Another approach is to enrich one KOS with the benefits of other types of KOS. For example, enriching typical thesauri with hierarchical structure would enable their use both for searching and for browsing. Moreover, empowering end users in searching collections of ever increasing magnitudes, with performance far exceeding plain free-text searching, and developing systems that not only find but also process information, requires far more powerful and complex KOS: thus enriching thesauri with the characteristics of ontologies would be highly beneficial in such applications.
The slow maintenance and updating of some KOS is an issue for end-users who cannot find new concepts and terms or who cannot find out how to use them because of outdated structures, hierarchies and similar. A major reason why updating has been slow is that it would require re-indexing and re-classification of existing collections, which implies expensive re-shelving in libraries; changing the structure would also cause problems for end-users as they would have to learn the new structures when browsing either online or in a physical collection.
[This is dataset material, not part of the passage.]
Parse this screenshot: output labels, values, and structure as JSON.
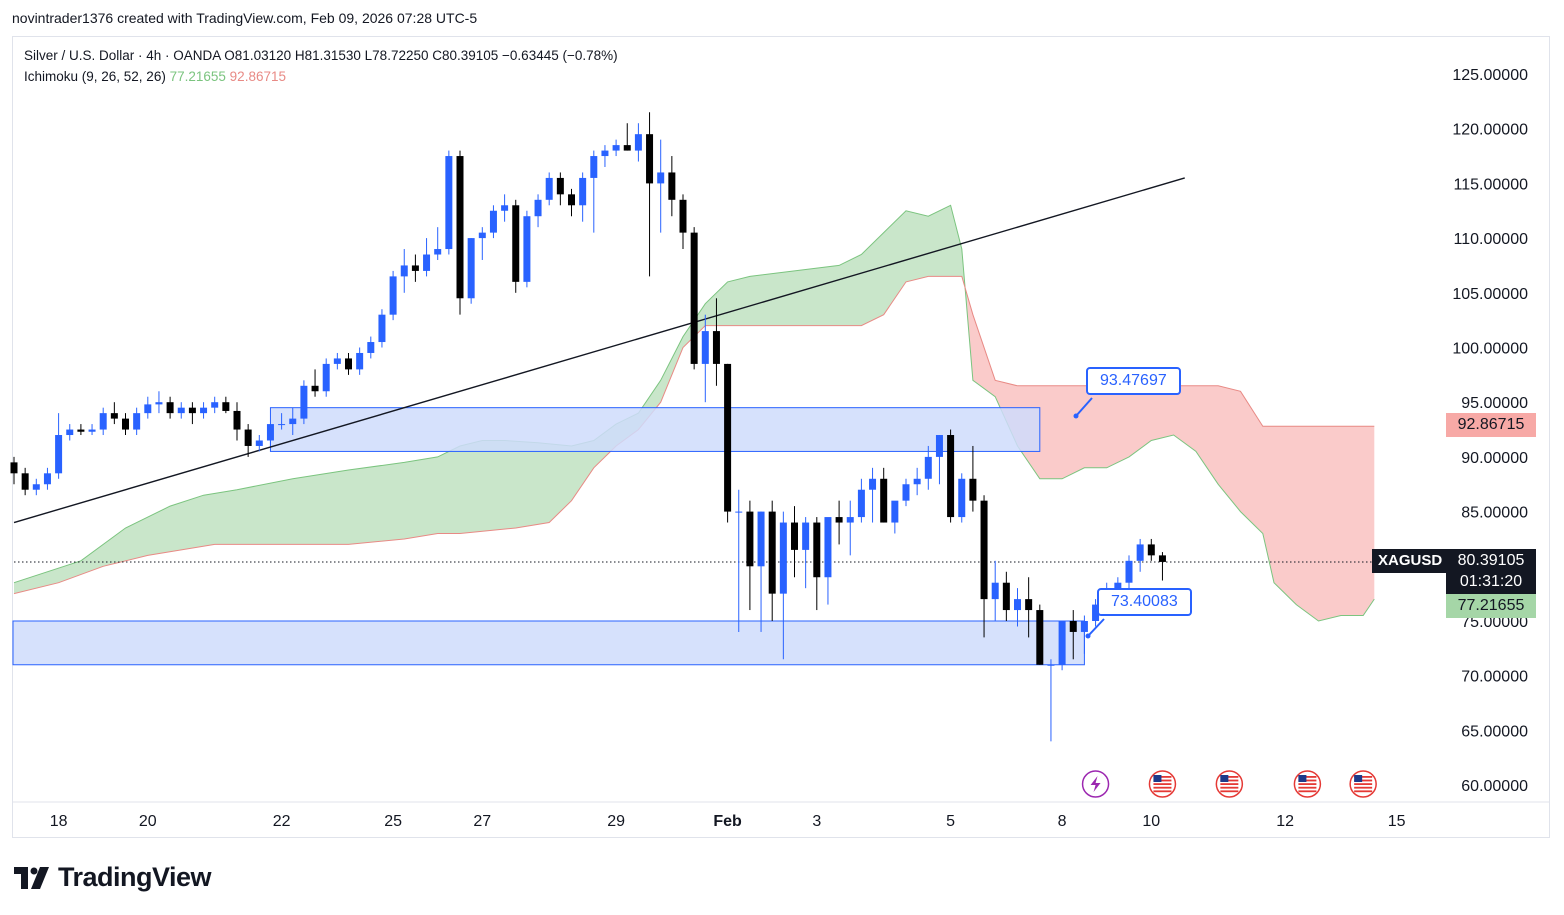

KOS do not simply represent the information, but also construct that information. For example, while existing classification schemes are intended to be universal, they are actually culturally specific (e.g. the Chinese Library Classification, BBK in the former Soviet Union). In the Dewey Decimal Classification, the most widespread classification system in the world, regional variants had to be introduced as a compromise. In KOS there persists a historical bias on the basis of gender, sexuality, race, age, ability, ethnicity, language and religion, which limits the representation of diversity and effective library service for diverse populations. Now used globally and in interoperable systems, the KOS should be restructured in order to address these issues in a modern context: this once again implies re-classification and re-indexing efforts which are expensive in themselves, and getting the end users to re-learn the KOS they have been used to.